Let's define a helper function to convert the TimeCreate attribute field string types into a date type.
def calls_with_datetime():
from datetime import datetime as dt
# Load the big data file share layer into a DataFrame
from pyspark.sql import functions as F
df = layers[0]
out = df.withColumn('datetime', F.unix_timestamp('TimeCreate', 'MM/dd/yyyy hh:mm:ss a').cast('timestamp'))
out.write.format("webgis").save("calls_with_datetime" + str(dt.now().microsecond))
run_python_script(code=calls_with_datetime, layers=[calls])
calls_with_datetime = gis.content.search('calls_with_datetime')[0]
calls_with_datetime
calls_with_datetime_lyr = calls_with_datetime.layers[0]
We will now split the date field into year, month and hour for studying temporal trends.
def call_with_added_date_time_cols():
from datetime import datetime as dt
# Load the big data file share layer into a DataFrame
from pyspark.sql.functions import year, month, hour
df = layers[0]
df = df.withColumn('year', year(df['datetime']))
df = df.withColumn('month', month(df['datetime']))
out = df.withColumn('hour', hour(df['datetime']))
out.write.format("webgis").save("call_with_added_date_time_cols" + str(dt.now().microsecond))
run_python_script(code=call_with_added_date_time_cols, layers=[calls_with_datetime_lyr])
date_time_added_item = gis.content.search('call_with_added_date_time_cols')
date_time_added_item[0]
date_time_added_lyr = date_time_added_item[0].layers[0]
def grp_calls_by_month():
from datetime import datetime as dt
# Load the big data file share layer into a DataFrame
df = layers[0]
out = df.groupBy('month').count()
out.write.format("webgis").save("grp_calls_by_month" + str(dt.now().microsecond))
run_python_script(code=grp_calls_by_month, layers=[date_time_added_lyr])
month = gis.content.search('grp_calls_by_month')[0]
grp_month = month.tables[0]
df_month = grp_month.query().sdf
df_month
df_month.dropna().sort_values(by='month').plot(x='month', y='count', kind='bar')
It shows that calls are most frequent in the earlier months of the year.
def grp_calls_by_hour():
from datetime import datetime as dt
# Load the big data file share layer into a DataFrame
df = layers[0]
out = df.groupBy('hour').count()
out.write.format("webgis").save("grp_calls_by_hour" + str(dt.now().microsecond))
run_python_script(code=grp_calls_by_hour, layers=[date_time_added_lyr])
hour = gis.content.search('grp_calls_by_hour')[0]
grp_hour = hour.tables[0]
df_hour = grp_hour.query().sdf
df_hour.dropna().sort_values(by='hour').plot(x='hour', y='count', kind='bar')
The chart above shows frequency of calls per hour of the day.

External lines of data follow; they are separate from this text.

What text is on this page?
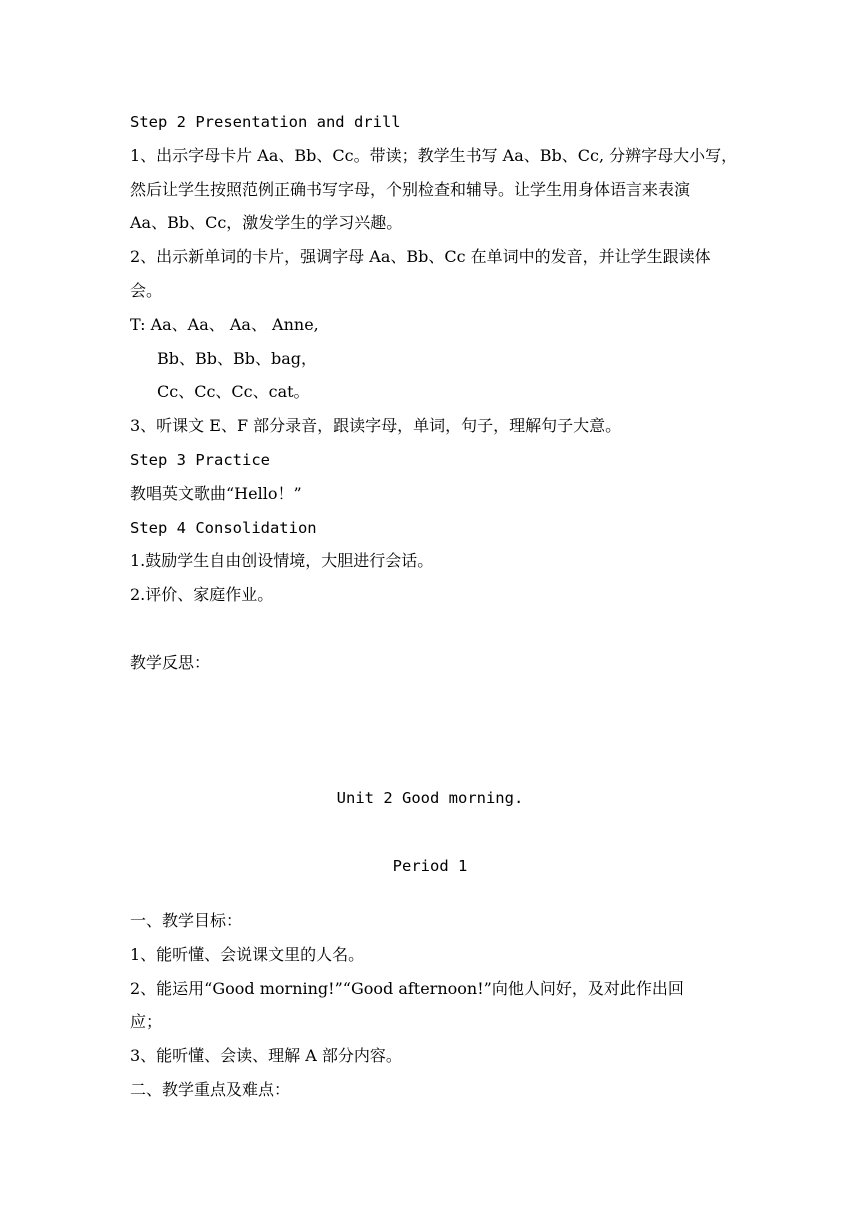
Step 2 Presentation and drill
1、出示字母卡片 Aa、Bb、Cc。带读；教学生书写 Aa、Bb、Cc, 分辨字母大小写，
然后让学生按照范例正确书写字母，个别检查和辅导。让学生用身体语言来表演
Aa、Bb、Cc，激发学生的学习兴趣。
2、出示新单词的卡片，强调字母 Aa、Bb、Cc 在单词中的发音，并让学生跟读体
会。
T: Aa、Aa、 Aa、 Anne,
Bb、Bb、Bb、bag，
Cc、Cc、Cc、cat。
3、听课文 E、F 部分录音，跟读字母，单词，句子，理解句子大意。
Step 3 Practice
教唱英文歌曲“Hello！”
Step 4 Consolidation
1.鼓励学生自由创设情境，大胆进行会话。
2.评价、家庭作业。
教学反思：
Unit 2 Good morning.
Period 1
一、教学目标：
1、能听懂、会说课文里的人名。
2、能运用“Good morning!”“Good afternoon!”向他人问好，及对此作出回
应；
3、能听懂、会读、理解 A 部分内容。
二、教学重点及难点：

We can see that there is a high frequency of calls during 4-5 p.m
Conclusion¶
We have shown spatial patterns in distribuition of emergency calls and the need of including temporal trends in the analysis. There is an obvious variation in the monthly, weekly, daily and even hourly distribution of service calls and this should be accounted for in further analysis or allocation of resources.